Indonesian translation as Revolusi Nasional Indonesia. Jakarta, Sinar Harapan, 1996.
- The Blood of the People: Revolution and the End of Traditional Rule in Northern Sumatra. Kuala Lumpur, OUP, 1979.
Indonesian translation as Perjuangan Rakyat: Revolusi dan Hancurnya Kerajaan di Sumatra. Jakarta, Sinar Harapan, 1986.
- Southeast Asia in the Age of Commerce, 1450–1680. Vol.I: The Lands below the Winds. New Haven, Yale University Press, 1988.
- Indonesian translation as Asia Tenggara dalam Kurun Niaga (Jakarta, Yayasan Obor, 1992).
- Southeast Asia edition Trasvin Publications [Silkworm Books], Chiang Mai, 1995, reprinted 1999.
- Japanese translation Hosei University Press, 1997.
- Thai translation Silkworm Books, Chiang Mai, 2004
- Chinese translation by The Commercial Press, 2010.
- Southeast Asia in the Age of Commerce, 1450–1680. Vol.II: Expansion and Crisis. New Haven, Yale University Press (1993).
- Indonesian translation as Dari Ekspansi hingga Krisis: Jaringan Perdagangan Global Asia Tenggara, 1450–1680, (1999).
- Japanese translation as Daikokai Jidai no Tonan Ajia II (Tokyo, Hosei University Press,, 2001).
- Thai translation 2004; Chinese translation 2010
- Charting the Shape of Early Modern Southeast Asia. Chiang Mai: Silkworm Books, 1999, 298pp.
Indonesian translation (2004).
- An Indonesian Frontier: Acehnese and other histories of Sumatra. Singapore: Singapore University Press, 2004; 439pp.- reprinted 2005. Indonesian translation 2011.
- Imperial Alchemy: Nationalism and Political Identity in Southeast Asia. Cambridge: Cambridge University Press, 2009.
- To Nation by Revolution: Indonesia in the Twentieth Century. Singapore: NUS Press, 2011. Indonesian translation, 2018.
- A History of Southeast Asia: Critical Crossroads. Chichester, UK: Wiley/Blackwell, 2015. Chinese and Japanese translations, 2021.
- as editor, Slavery, Bondage and Dependency in Southeast Asia. St Lucia: Queensland University Press and New York, St Martin's Press, 1983.
- as editor, Sojourners and Settlers: Histories of Southeast Asia and the Chinese, Honolulu: University of Hawai’i Press, 2001.

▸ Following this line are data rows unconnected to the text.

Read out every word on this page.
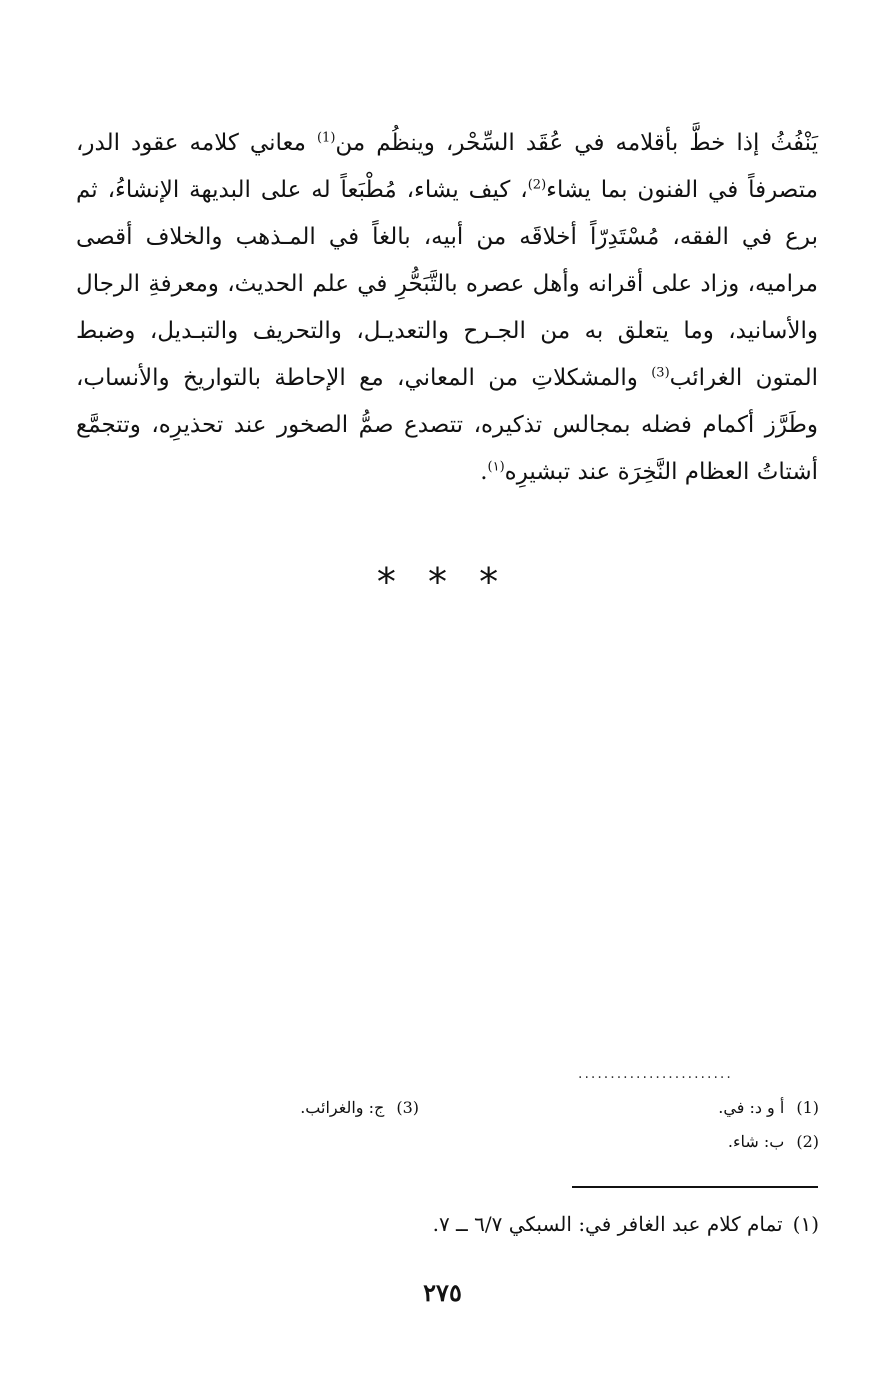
يَنْفُثُ إذا خطَّ بأقلامه في عُقَد السِّحْر، وينظُم من$^{(1)}$ معاني كلامه عقود الدر،
متصرفاً في الفنون بما يشاء$^{(2)}$، كيف يشاء، مُطْبَعاً له على البديهة الإنشاءُ، ثم
برع في الفقه، مُسْتَدِرّاً أخلاقَه من أبيه، بالغاً في المـذهب والخلاف أقصى
مراميه، وزاد على أقرانه وأهل عصره بالتَّبَحُّرِ في علم الحديث، ومعرفةِ الرجال
والأسانيد، وما يتعلق به من الجـرح والتعديـل، والتحريف والتبـديل، وضبط
المتون الغرائب$^{(3)}$ والمشكلاتِ من المعاني، مع الإحاطة بالتواريخ والأنساب،
وطَرَّز أكمام فضله بمجالس تذكيره، تتصدع صمُّ الصخور عند تحذيرِه، وتتجمَّع
أشتاتُ العظام النَّخِرَة عند تبشيرِه$^{(١)}$.
* * *
........................
(1)أ و د: في.
(2)ب: شاء.
(3)ج: والغرائب.
(١)تمام كلام عبد الغافر في: السبكي ٦/٧ ــ ٧.
٢٧٥
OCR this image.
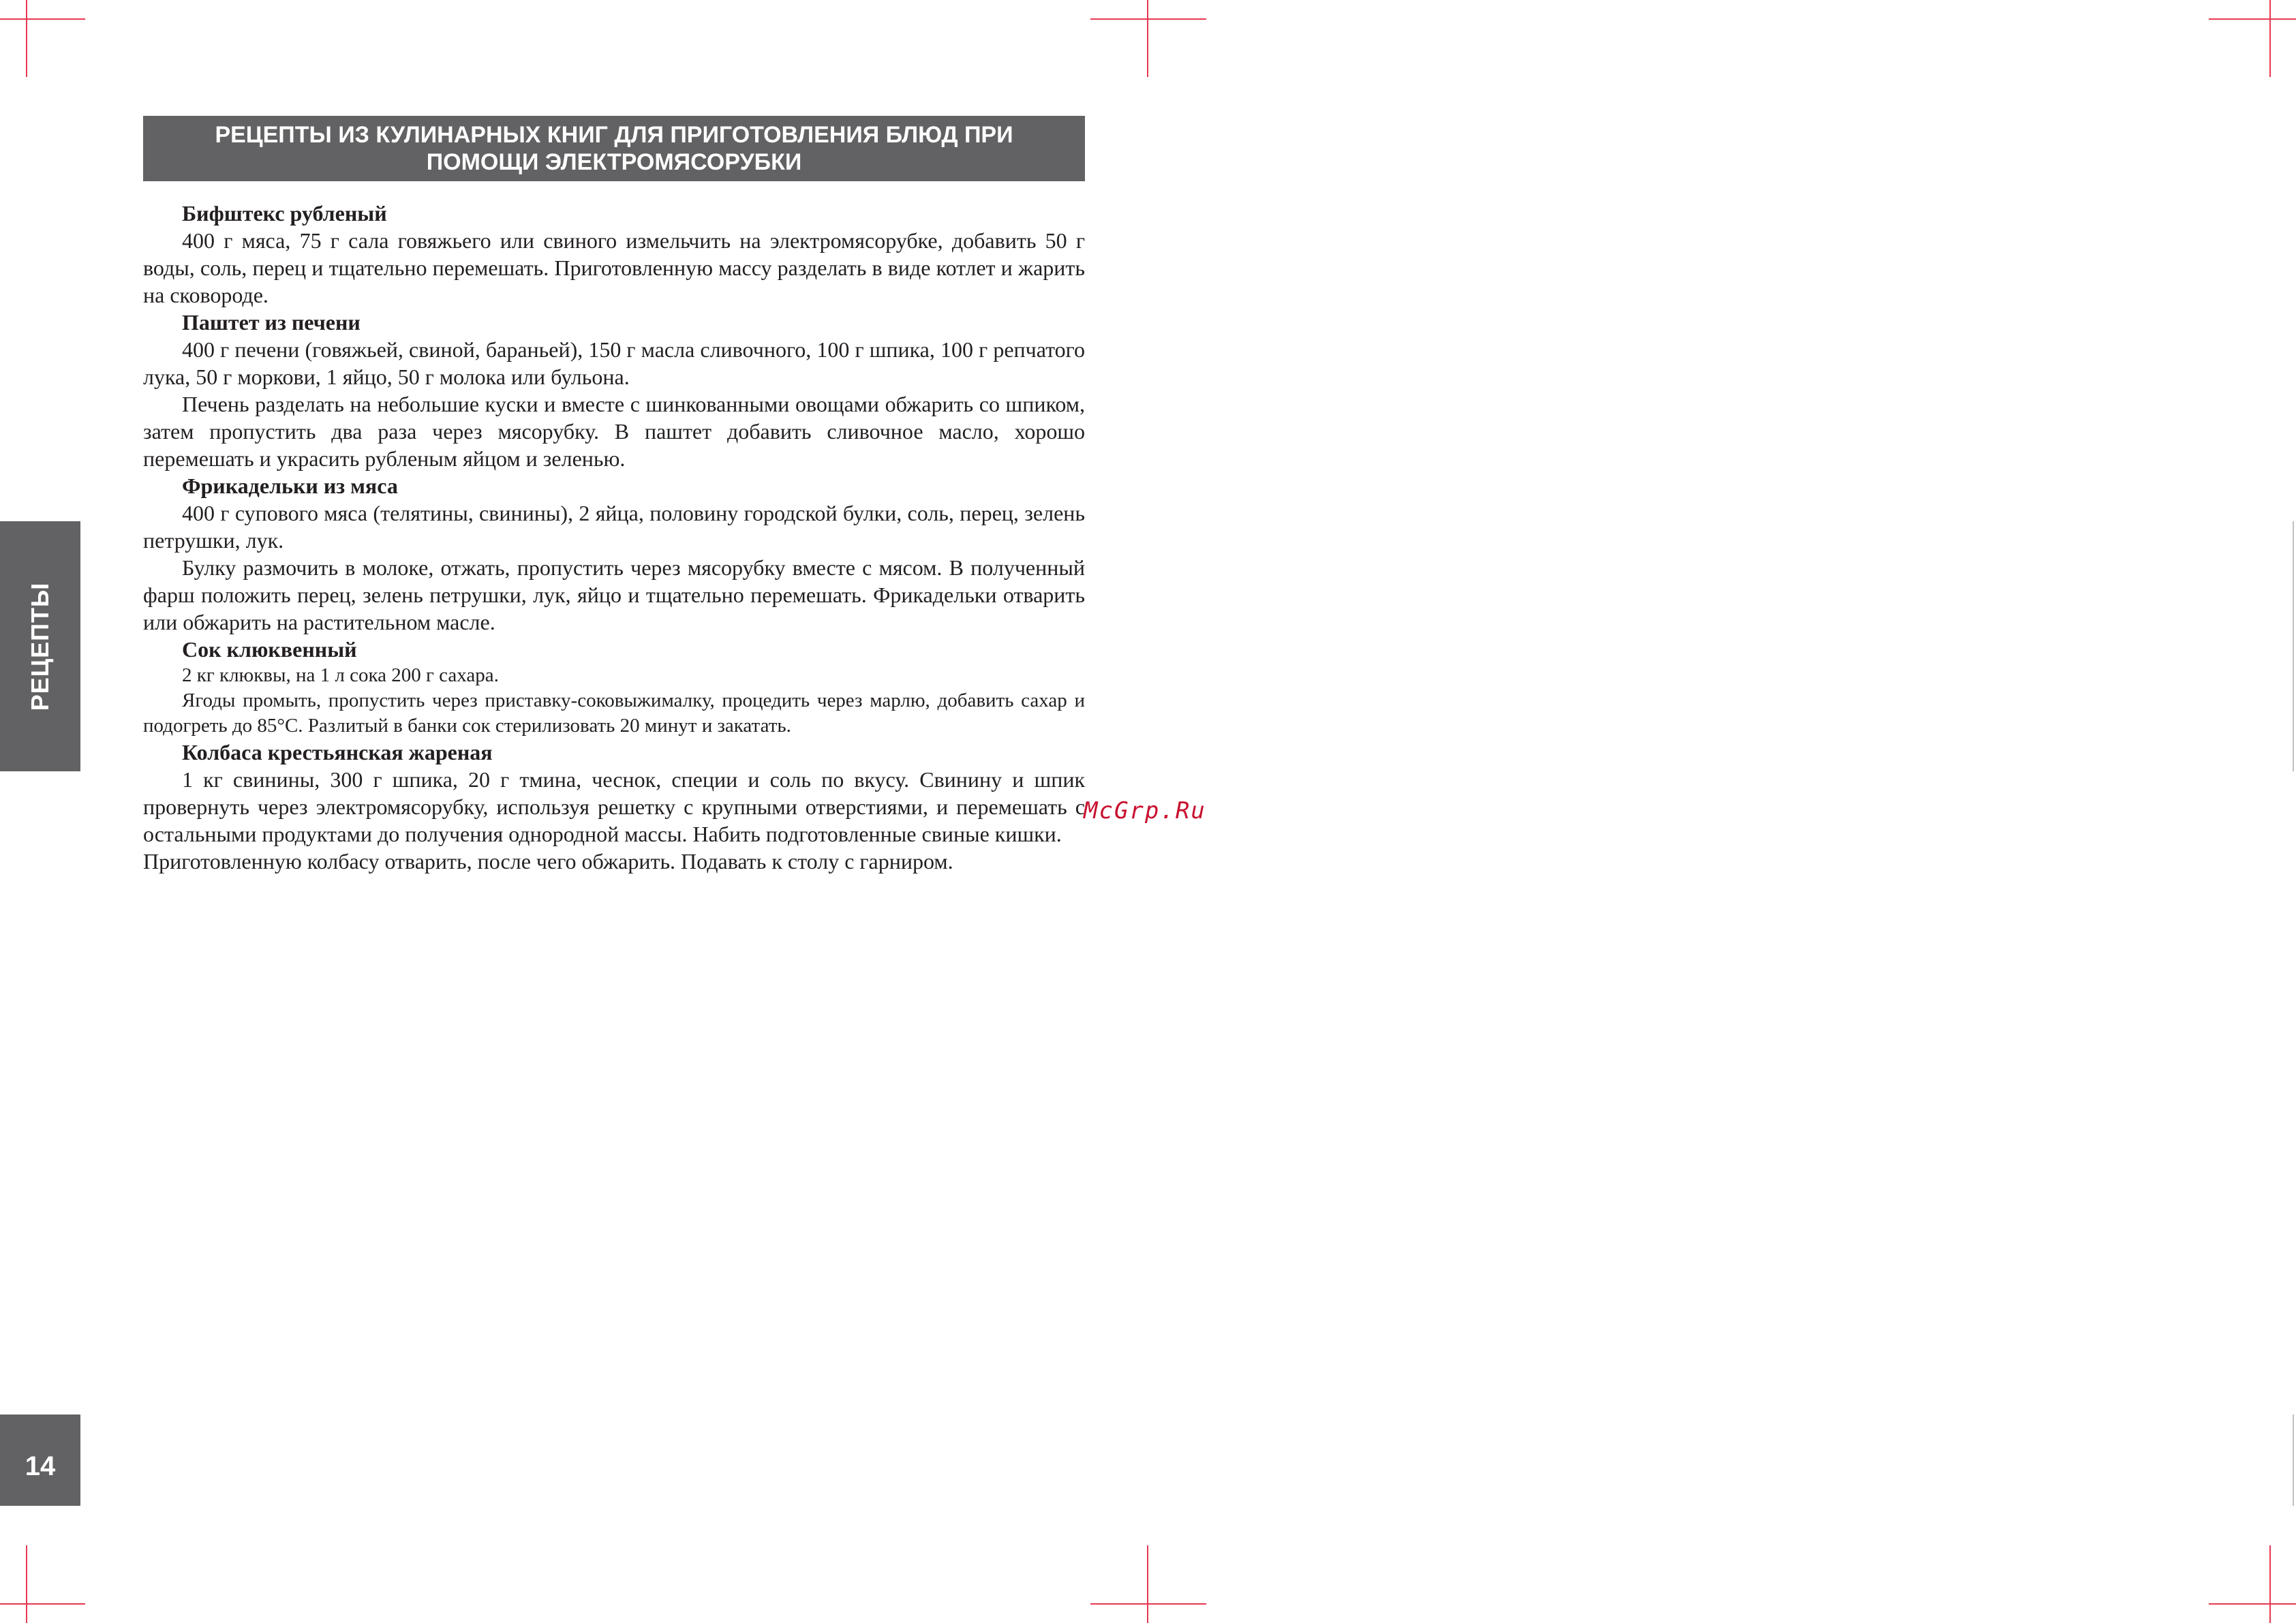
РЕЦЕПТЫ
14
РЕЦЕПТЫ ИЗ КУЛИНАРНЫХ КНИГ ДЛЯ ПРИГОТОВЛЕНИЯ БЛЮД ПРИ
ПОМОЩИ ЭЛЕКТРОМЯСОРУБКИ

Бифштекс рубленый

400 г мяса, 75 г сала говяжьего или свиного измельчить на электромясорубке, добавить 50 г воды, соль, перец и тщательно перемешать. Приготовленную массу разделать в виде котлет и жарить на сковороде.

Паштет из печени

400 г печени (говяжьей, свиной, бараньей), 150 г масла сливочного, 100 г шпика, 100 г репчатого лука, 50 г моркови, 1 яйцо, 50 г молока или бульона.

Печень разделать на небольшие куски и вместе с шинкованными овощами обжарить со шпиком, затем пропустить два раза через мясорубку. В паштет добавить сливочное масло, хорошо перемешать и украсить рубленым яйцом и зеленью.

Фрикадельки из мяса

400 г супового мяса (телятины, свинины), 2 яйца, половину городской булки, соль, перец, зелень петрушки, лук.

Булку размочить в молоке, отжать, пропустить через мясорубку вместе с мясом. В полученный фарш положить перец, зелень петрушки, лук, яйцо и тщательно перемешать. Фрикадельки отварить или обжарить на растительном масле.

Сок клюквенный

2 кг клюквы, на 1 л сока 200 г сахара.

Ягоды промыть, пропустить через приставку-соковыжималку, процедить через марлю, добавить сахар и подогреть до 85°C. Разлитый в банки сок стерилизовать 20 минут и закатать.

Колбаса крестьянская жареная

1 кг свинины, 300 г шпика, 20 г тмина, чеснок, специи и соль по вкусу. Свинину и шпик провернуть через электромясорубку, используя решетку с крупными отверстиями, и перемешать с остальными продуктами до получения однородной массы. Набить подготовленные свиные кишки.

Приготовленную колбасу отварить, после чего обжарить. Подавать к столу с гарниром.

McGrp.Ru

- as editor with Daniel Chirot, Essential Outsiders: Chinese and Jews in the Modern Transformation of Southeast Asia and Central Europe, Seattle, University of Washington Press, 1997.

Reid wrote a novel, Mataram, about 17th-century Java, depicting the experiences of Tom Hodges, a fictional English East India Company officer, who sets off from Banten in 1608 with his Javanese paramour to reach the mysterious inland kingdom of Mataram.